Владимир Кадашев Душный мир (О В. Сирине)
Владимир Кадашев
Душный мир (О В. Сирине)
Однажды мне случилось услышать о Сирине отзыв, тем более любопытный, что исходил он от молодого поэта, которому сиринские вещи (в данном случае речь шла о «Соглядатае» и «Пильграме») чрезвычайно нравились.
— Сирин — большой мастер, — говорил поэт, — его искусство — подлинная магия, и мир, им создаваемый, — великолепно сделан. Но великолепие это внешнее: внутренне Сирин своего создания не переживает. Ему чуждо ощущение кровного родства, присущее художнику даже в тех случаях, когда изображаемое прямо противоположно его нравственному облику (Яго — у Шекспира, Петр Верховенский — у Достоевского). Для Сирина — персонажи не родные дети, но куклы, бирюльки, фантоши, которыми забавляется холодно-ироническая и недобрая воля искусника. Отсюда — почти оскорбительное бесчувствие. От многих сиринских «подходчиков» к людям и вещам живому человеческому сердцу делается невмоготу. Душит, гнетет их нестерпимая бесчеловечность. И уже не люб великолепный сиринский мир, уже не приемлет душа блистательных обаяний его магии.
Рассуждения моего поэтического приятеля, конечно, слегка отдавали стилем жалостливой барышни из рассказа Тэффи: эта добрая душа тоже сокрушалась:
— Зачем вы обижаете ваших бедных героев? Непременно они у вас — дураки и неудачники!
Но какая-то правда у поэта была: действительно, нелегким духом веет искусство Сирина.
Причину этой тяжести очень заманчиво обнаружить в мрачно пессимистическом мироощущении автора «Отчаяния».
Но едва ли такое решение законно. Проблема — гораздо сложнее.
Конечно, тематически творчество Сирина — сплошное поношение человека: мир этому писателю представляется — по старопетровскому выражению — «гошпиталем уродов, юродов и лакомых каналий».
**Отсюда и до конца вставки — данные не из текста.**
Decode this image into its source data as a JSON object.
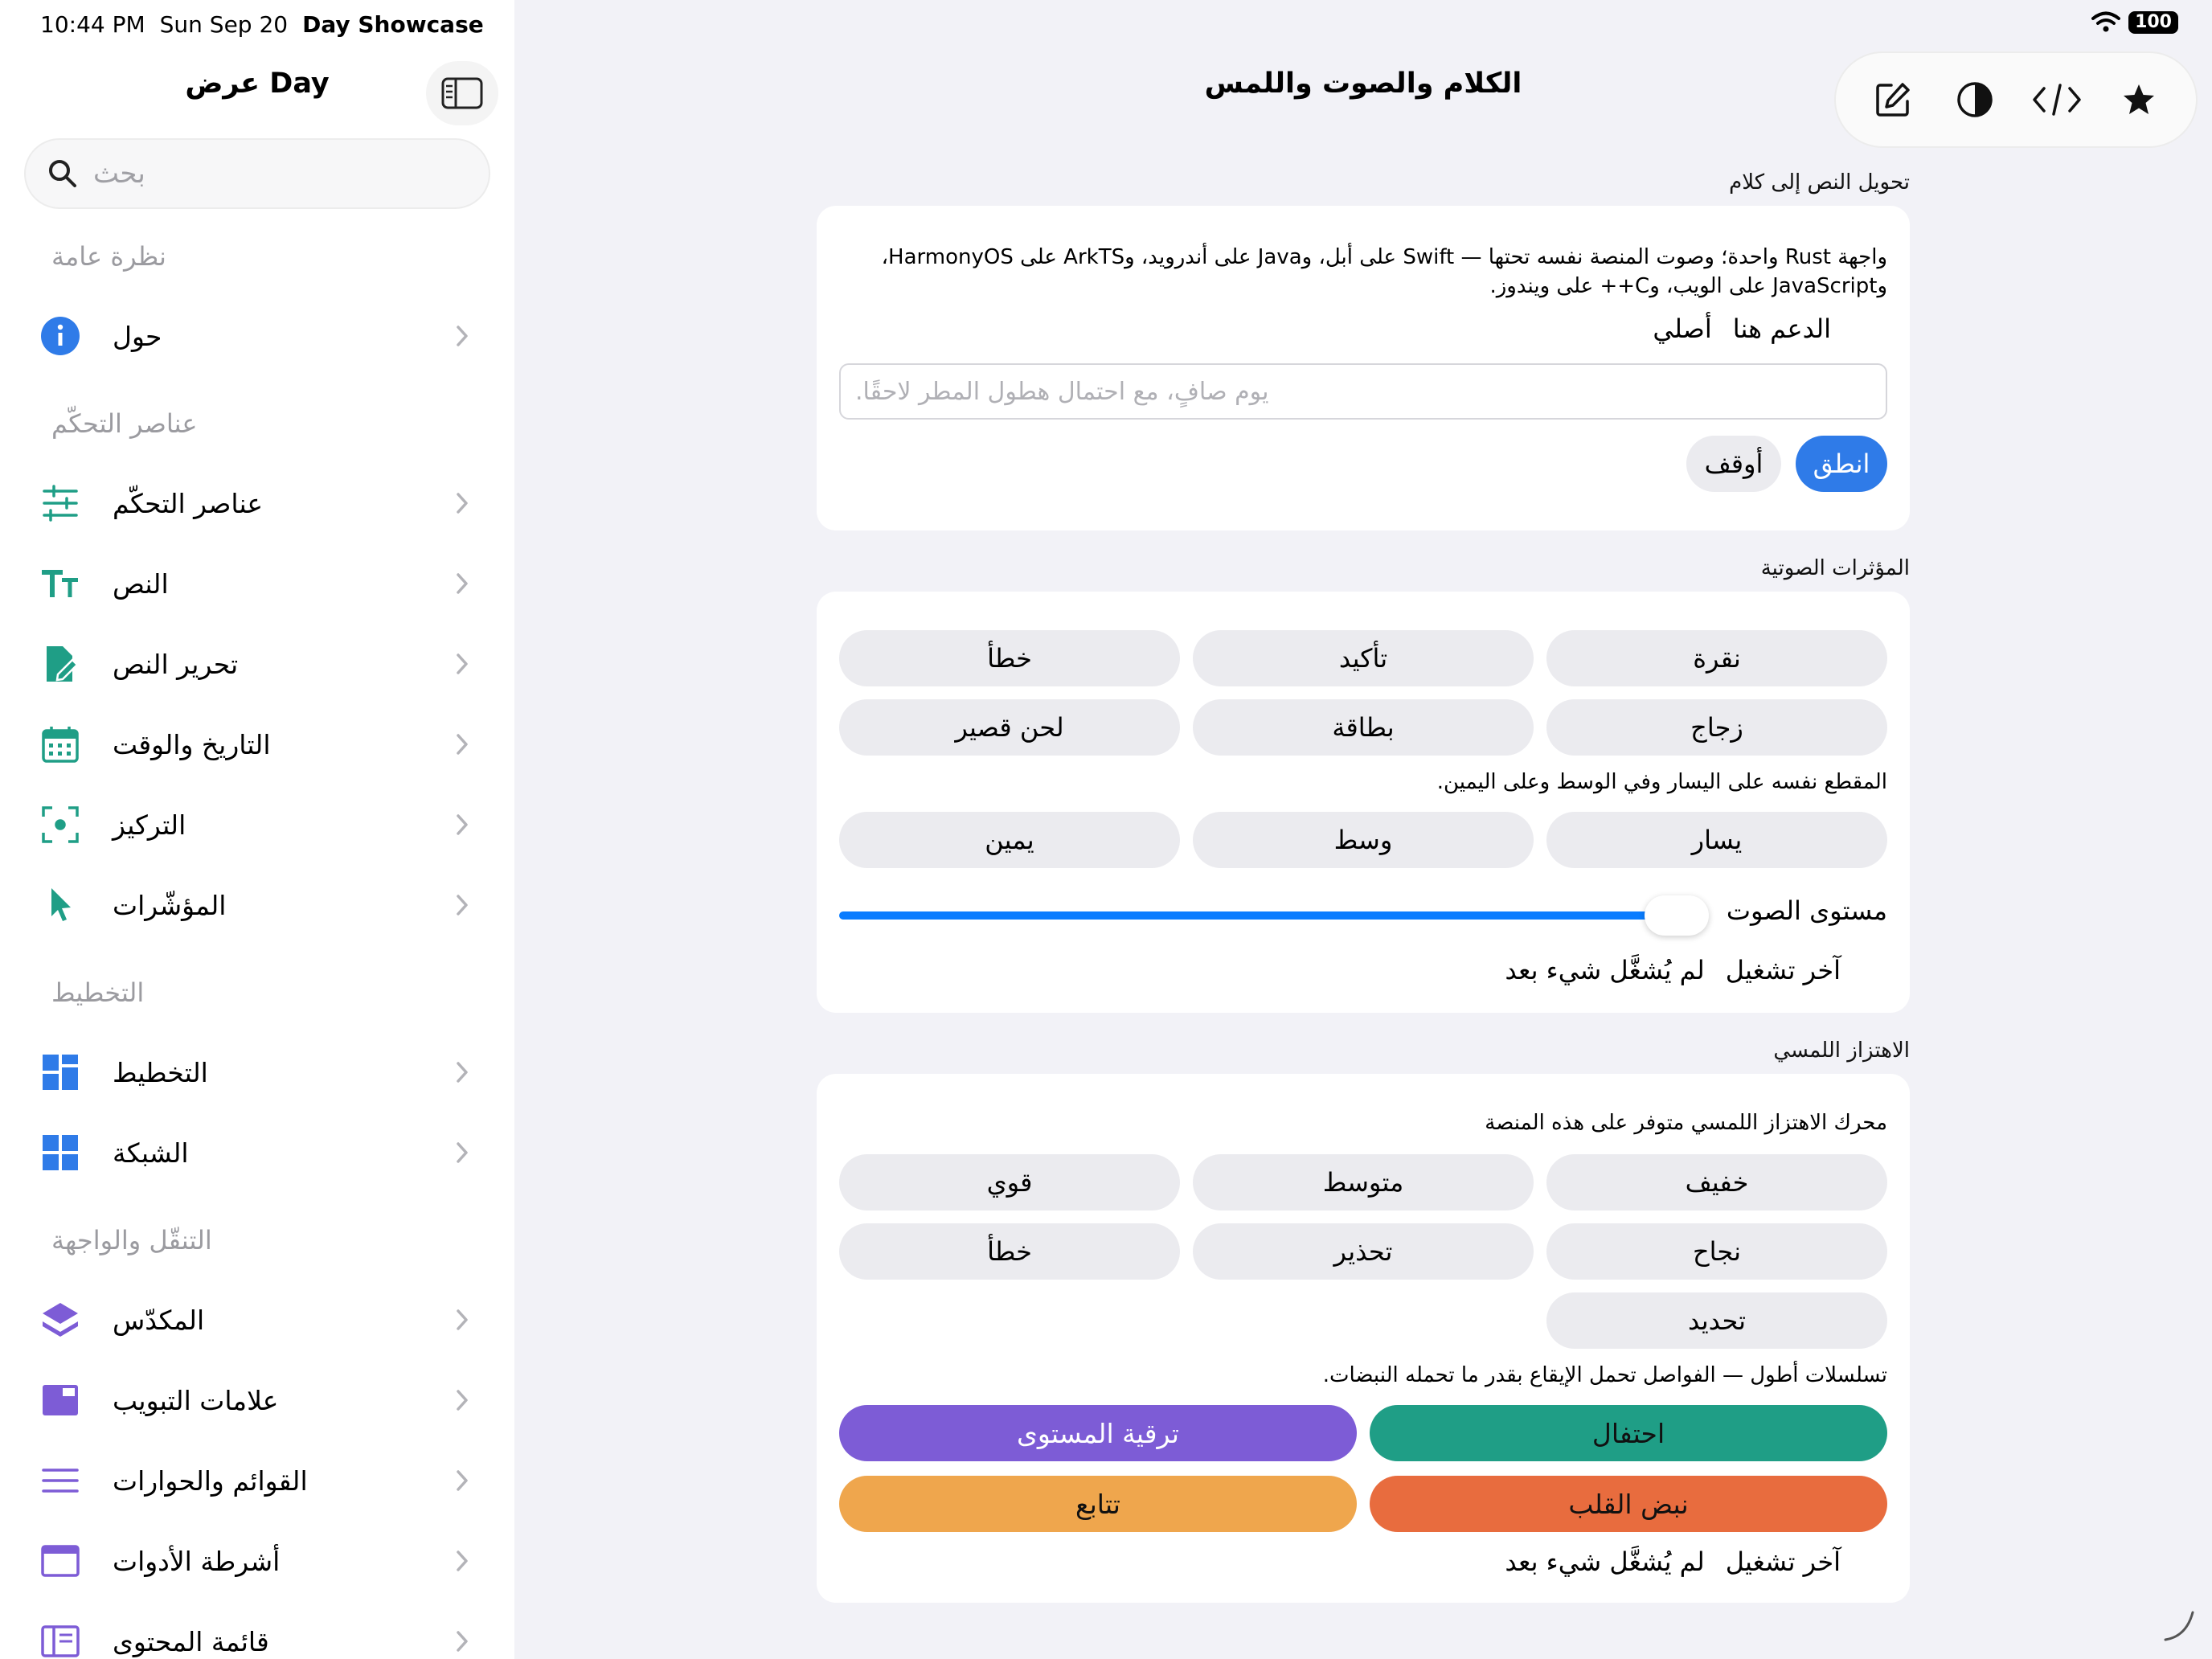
{
  "status_bar": {
    "time": "10:44 PM",
    "date": "Sun Sep 20",
    "app": "Day Showcase",
    "battery": "100"
  },
  "sidebar": {
    "title": "عرض Day",
    "search_placeholder": "بحث",
    "sections": [
      {
        "header": "نظرة عامة",
        "items": [
          {
            "label": "حول",
            "icon": "info-icon"
          }
        ]
      },
      {
        "header": "عناصر التحكّم",
        "items": [
          {
            "label": "عناصر التحكّم",
            "icon": "sliders-icon"
          },
          {
            "label": "النص",
            "icon": "text-format-icon"
          },
          {
            "label": "تحرير النص",
            "icon": "edit-document-icon"
          },
          {
            "label": "التاريخ والوقت",
            "icon": "calendar-icon"
          },
          {
            "label": "التركيز",
            "icon": "focus-icon"
          },
          {
            "label": "المؤشّرات",
            "icon": "pointer-icon"
          }
        ]
      },
      {
        "header": "التخطيط",
        "items": [
          {
            "label": "التخطيط",
            "icon": "layout-icon"
          },
          {
            "label": "الشبكة",
            "icon": "grid-icon"
          }
        ]
      },
      {
        "header": "التنقّل والواجهة",
        "items": [
          {
            "label": "المكدّس",
            "icon": "stack-icon"
          },
          {
            "label": "علامات التبويب",
            "icon": "tabs-icon"
          },
          {
            "label": "القوائم والحوارات",
            "icon": "menu-icon"
          },
          {
            "label": "أشرطة الأدوات",
            "icon": "toolbar-icon"
          },
          {
            "label": "قائمة المحتوى",
            "icon": "sidebar-list-icon"
          }
        ]
      }
    ]
  },
  "main": {
    "title": "الكلام والصوت واللمس",
    "toolbar": [
      "compose-icon",
      "contrast-icon",
      "code-icon",
      "star-icon"
    ],
    "tts": {
      "section_title": "تحويل النص إلى كلام",
      "description_line1": "واجهة Rust واحدة؛ وصوت المنصة نفسه تحتها — Swift على أبل، وJava على أندرويد، وArkTS على HarmonyOS،",
      "description_line2": "وJavaScript على الويب، وC++ على ويندوز.",
      "support_label": "الدعم هنا",
      "support_value": "أصلي",
      "input_placeholder": "يوم صافٍ، مع احتمال هطول المطر لاحقًا.",
      "speak_label": "انطق",
      "stop_label": "أوقف"
    },
    "sound": {
      "section_title": "المؤثرات الصوتية",
      "effects": [
        "نقرة",
        "تأكيد",
        "خطأ",
        "زجاج",
        "بطاقة",
        "لحن قصير"
      ],
      "pan_note": "المقطع نفسه على اليسار وفي الوسط وعلى اليمين.",
      "pans": [
        "يسار",
        "وسط",
        "يمين"
      ],
      "volume_label": "مستوى الصوت",
      "volume_level": 0.95,
      "last_played_label": "آخر تشغيل",
      "last_played_value": "لم يُشغَّل شيء بعد"
    },
    "haptics": {
      "section_title": "الاهتزاز اللمسي",
      "engine_note": "محرك الاهتزاز اللمسي متوفر على هذه المنصة",
      "impacts": [
        "خفيف",
        "متوسط",
        "قوي",
        "نجاح",
        "تحذير",
        "خطأ",
        "تحديد"
      ],
      "patterns_note": "تسلسلات أطول — الفواصل تحمل الإيقاع بقدر ما تحمله النبضات.",
      "patterns": [
        {
          "label": "احتفال",
          "color": "#1f9e86"
        },
        {
          "label": "ترقية المستوى",
          "color": "#7d5cd6"
        },
        {
          "label": "نبض القلب",
          "color": "#e86c3e"
        },
        {
          "label": "تتابع",
          "color": "#efa64d"
        }
      ],
      "last_played_label": "آخر تشغيل",
      "last_played_value": "لم يُشغَّل شيء بعد"
    }
  },
  "colors": {
    "accent": "#2f7be8",
    "teal": "#1f9e86",
    "slider": "#0a7cff"
  }
}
Вот — презренно-ничтожный Соглядатай и бесчувственный чурбан Пильграм — уроды, чрезвычайно выразительные. Вот доподлинный юрод Лужин и не менее доподлинные «лакомые канальи» — хамски бесстыжая пара любовников из «Камеры-обскуры». Что же касается Германа из «Отчаяния», то эта запоздалая помесь его пушкинского тезки с Голядкиным — никаких сомнений не вызывает. Пусть наивероятнейшее разрешение сюжетной двусмыслицы романа сводится к тому, что история непохожего двойника — лишь бредовая цель, подобная Голядкинской, и, стало быть, сиринский Герман никого не убивал. Все равно — в помысле убийство совершилось, и пережито оно псевдоубийцей именно так, как «лакомой каналье» надлежит.
Но тематика не покрывает произведения: одного пессимистического сюжета для создания тяжелого гнетущего впечатления еще недостаточно. «Искусство всегда радостно, каков бы ни был его предмет», справедливо говорит в «Воспоминаниях» кн. Е.Н. Трубецкой по поводу вещи, тематически проникнутой глубочайшим пессимизмом, и тем не менее воспринимаемой с чувством светлым и легким (увертюра «Фауст» Р. Вагнера).
Не сюжеты повинны в том, что Сирин вместо радости дает читателю удушье.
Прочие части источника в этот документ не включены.